Fallen Art by Tomek Baginksi. Probably my favourite. A very clever little film. Typically Eastern European with its absurdist view on authority and the military in particular. Baginski also did The Cathedral, which is a more straight-forward fantasy/sf short but still beautiful to watch.

L’Enfant de la Haute Mer. Haunting and mysterious. A little girl lives alone in a flooded town and dreams of her father who is lost at sea. The textures were deliberately made to look like watercolours and the feel of the piece is light years away from the bright plastic artificial colour schemes of a lot of the big studio movies.

 

 

She who measures. This one won a load of awards. Don’t ask. Utterly bizarre.
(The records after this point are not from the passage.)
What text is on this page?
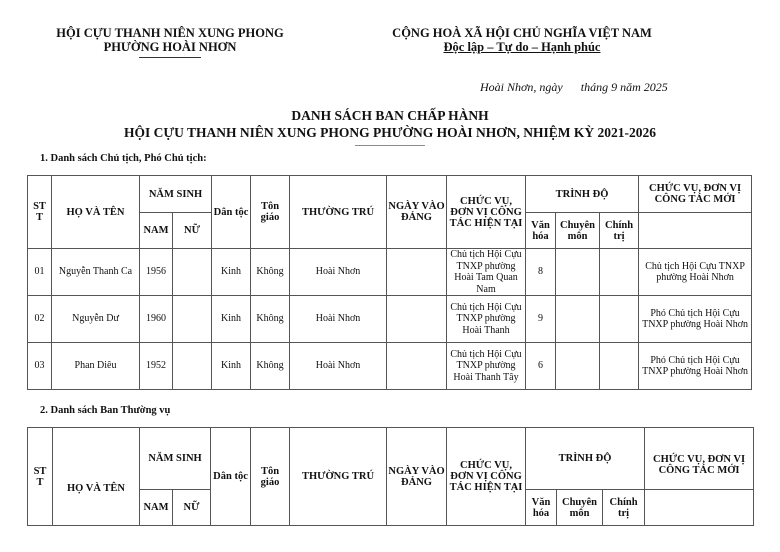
HỘI CỰU THANH NIÊN XUNG PHONG
PHƯỜNG HOÀI NHƠN
CỘNG HOÀ XÃ HỘI CHỦ NGHĨA VIỆT NAM
Độc lập – Tự do – Hạnh phúc
Hoài Nhơn, ngày      tháng 9 năm 2025
DANH SÁCH BAN CHẤP HÀNH
HỘI CỰU THANH NIÊN XUNG PHONG PHƯỜNG HOÀI NHƠN, NHIỆM KỲ 2021-2026
1. Danh sách Chủ tịch, Phó Chủ tịch:
ST T	HỌ VÀ TÊN	NĂM SINH		Dân tộc	Tôn giáo	THƯỜNG TRÚ	NGÀY VÀO ĐẢNG	CHỨC VỤ, ĐƠN VỊ CÔNG TÁC HIỆN TẠI	TRÌNH ĐỘ			CHỨC VỤ, ĐƠN VỊ CÔNG TÁC MỚI
		NAM	NỮ						Văn hóa	Chuyên môn	Chính trị	
01	Nguyễn Thanh Ca	1956		Kinh	Không	Hoài Nhơn		Chủ tịch Hội Cựu TNXP phường Hoài Tam Quan Nam	8			Chủ tịch Hội Cựu TNXP phường Hoài Nhơn
02	Nguyễn Dư	1960		Kinh	Không	Hoài Nhơn		Chủ tịch Hội Cựu TNXP phường Hoài Thanh	9			Phó Chủ tịch Hội Cựu TNXP phường Hoài Nhơn
03	Phan Diêu	1952		Kinh	Không	Hoài Nhơn		Chủ tịch Hội Cựu TNXP phường Hoài Thanh Tây	6			Phó Chủ tịch Hội Cựu TNXP phường Hoài Nhơn
2. Danh sách Ban Thường vụ
ST T	HỌ VÀ TÊN	NĂM SINH		Dân tộc	Tôn giáo	THƯỜNG TRÚ	NGÀY VÀO ĐẢNG	CHỨC VỤ, ĐƠN VỊ CÔNG TÁC HIỆN TẠI	TRÌNH ĐỘ			CHỨC VỤ, ĐƠN VỊ CÔNG TÁC MỚI
		NAM	NỮ						Văn hóa	Chuyên môn	Chính trị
I can see what the animators were getting at (they’re from Croatia). Basically modern life is an endless round of petty consumption force-fed to us by insane leaders in an incomprehensible universe. But I’m not sure why everyone is wearing a rubber willy or what happens to the little rebellious guy at the end. Nevertheless you have to admire the sheer barminess of it all.

Fifty-percent grey. A bit more conventional this one, at least as far as 3D animation shorts go. I like the way the soldier is modelled and the idea is very simple.

grain.S This one has a lovely grainy black and white visual feel to it. Again it’s a simple, funny story with great characterisation. The link takes you to the website where you can download the movie itself.

If you are interested in getting into computer animation then the best guide book is Inspired 3d Short Film Production by Jeremy Cantor and Pepe Valencia. It covers every aspect of movie production and will give you a sense of the amount of work involved, but also the limitless possibilities that 3D films afford someone who’s got the time and dedication. 3D animation software can be expensive, but the open source program Blender is free and has everything anyone could possibly need. I’m learning Houdini, which is a program used by the major studios for most of their 3D effects work. A full licence is $9,995 but they have a starving artist version for $99, and it’s identical to the studio one!

Update: Shortly after I posted this to the blog it got a comment from someone purporting to sell a low price fully-fledged 3d piece of software called Illusion Mage. This is a scam. The software this guy is ‘selling’ at a very low price is the open source program Blender, which is available completely free from here, and which has simply been renamed by someone seeking to make a quick buck from unsuspecting beginners.

Response to Weird and wonderful 3D short films

  1. Lorijo Metz

    The Cathedral by Tomek Baginksi was amazing. It felt like a small piece of an epic fantasy…I wanted to see more. Thanks for sharing all those wonderful shorts. My favorite part about writing a picture book was to see it interpreted visually by an artist. I am in aw of illustrators. The “utterly bizarre” She who measures felt a bit Woody Allen-ish to me. (Maybe because the little creatures looked like Woody!)